The age old question now has a different connotation. Your grocery baggers aren't just asking you paper or plastic, they are asking you whether or not you want to help the environment by using less plastic.
Edward Norton tells his audience that there are more than 500 billion plastic bags used worldwide per year, and that most of these biodegrade. On top of this information, he states that there are parts of the Pacific Ocean that have more pieces of plastic than food. This scientific evidence is combined with photos of suffering animals to increase the emotional transfer on the viewer to realize the horrors of plastic.
According to Britannica Encyclopedia, plastic bags are a danger to everyone. Resembling krill in size, whales accidentally swallow hundreds of thousands of plastic every year, slowly killing themselves; birds strangle themselves with plastic, and "In November 2008 in Australia, a 10-foot-long crocodile tagged as part of a government wildlife-tracking program turned up dead, having consumed 25 plastic shopping and garbage bags." This needs to stop!

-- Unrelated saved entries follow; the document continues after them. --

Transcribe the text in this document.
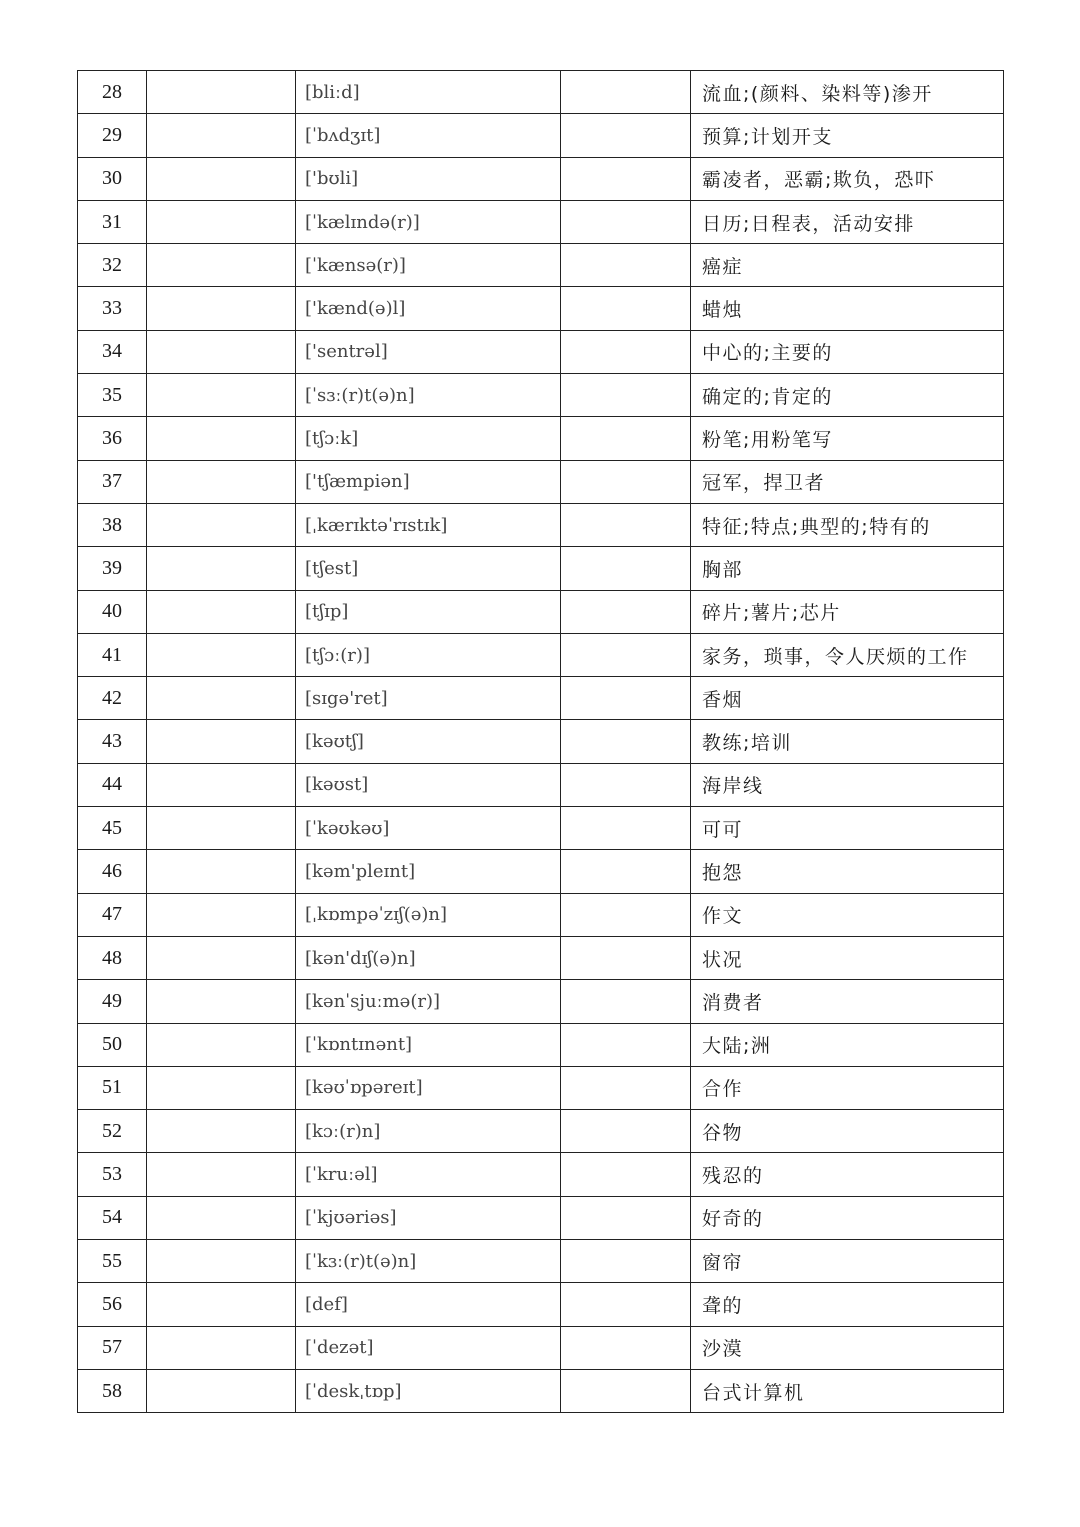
28		[bliːd]		流血;(颜料、染料等)渗开
29		[ˈbʌdʒɪt]		预算;计划开支
30		['bʊli]		霸凌者，恶霸;欺负，恐吓
31		[ˈkælɪndə(r)]		日历;日程表，活动安排
32		[ˈkænsə(r)]		癌症
33		['kænd(ə)l]		蜡烛
34		['sentrəl]		中心的;主要的
35		[ˈsɜː(r)t(ə)n]		确定的;肯定的
36		[tʃɔːk]		粉笔;用粉笔写
37		['tʃæmpiən]		冠军，捍卫者
38		[ˌkærɪktəˈrɪstɪk]		特征;特点;典型的;特有的
39		[tʃest]		胸部
40		[tʃɪp]		碎片;薯片;芯片
41		[tʃɔː(r)]		家务，琐事，令人厌烦的工作
42		[sɪgə'ret]		香烟
43		[kəʊtʃ]		教练;培训
44		[kəʊst]		海岸线
45		[ˈkəʊkəʊ]		可可
46		[kəm'pleɪnt]		抱怨
47		[ˌkɒmpəˈzɪʃ(ə)n]		作文
48		[kən'dɪʃ(ə)n]		状况
49		[kənˈsjuːmə(r)]		消费者
50		[ˈkɒntɪnənt]		大陆;洲
51		[kəʊˈɒpəreɪt]		合作
52		[kɔː(r)n]		谷物
53		[ˈkruːəl]		残忍的
54		[ˈkjʊəriəs]		好奇的
55		[ˈkɜː(r)t(ə)n]		窗帘
56		[def]		聋的
57		[ˈdezət]		沙漠
58		[ˈdeskˌtɒp]		台式计算机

Countries all over the world are currently supporting this campaign by banning bags, including places like China, Australia, South Africa, Rwanda, Kenya, Somalia, Taiwan, and Bhutan. Not only are countries banning plastic bags but cities including San Francisco, Mumbai, Zanzibar, and Boston. Different countries have found ways to ban and reduce the use of plastic bags. Many cities have stopped selling plastic bags but some countries like Ireland, and South Africa have placed a tax added to anyone's bill who uses plastic over alternative choices. Chin
B.Y.O.B. is a humorous tactic used in the video, saying that people should consider bringing their own bags. Now, everywhere you go cheap, reusable bags are sold from Hannafords, Whole Foods, to Target, Walmart, and T.J.Maxx. By making reusable bags available to the public, this campaign to stop using plastic bags has become a personal shift. The video supplies its audience with the idea of bringing your own bags, and the US government is making this easy.
Although this video does many effective things to persuade and captivates its audience, such as stimulating both my neocortex and limbic systems through background music and the information presented, it uses the technique of Simple Solution. The film tells us to stop using bags and bring our own to the store, but it doesn't tell us how they plan on fixing what is already in distribution among the planet. I tried finding information but all I came across were numbers stating only 12% of of bags were actually recycled, and that we can reuse the plastic bags we currently have. I want to know what happens to those plastic bags.
There are already plastic bags. If we stop using them, what's to happen to the ones in existence? Can we increase our recycling habits? Will they be destroyed in order to not harm the animals, the environment, and the planet?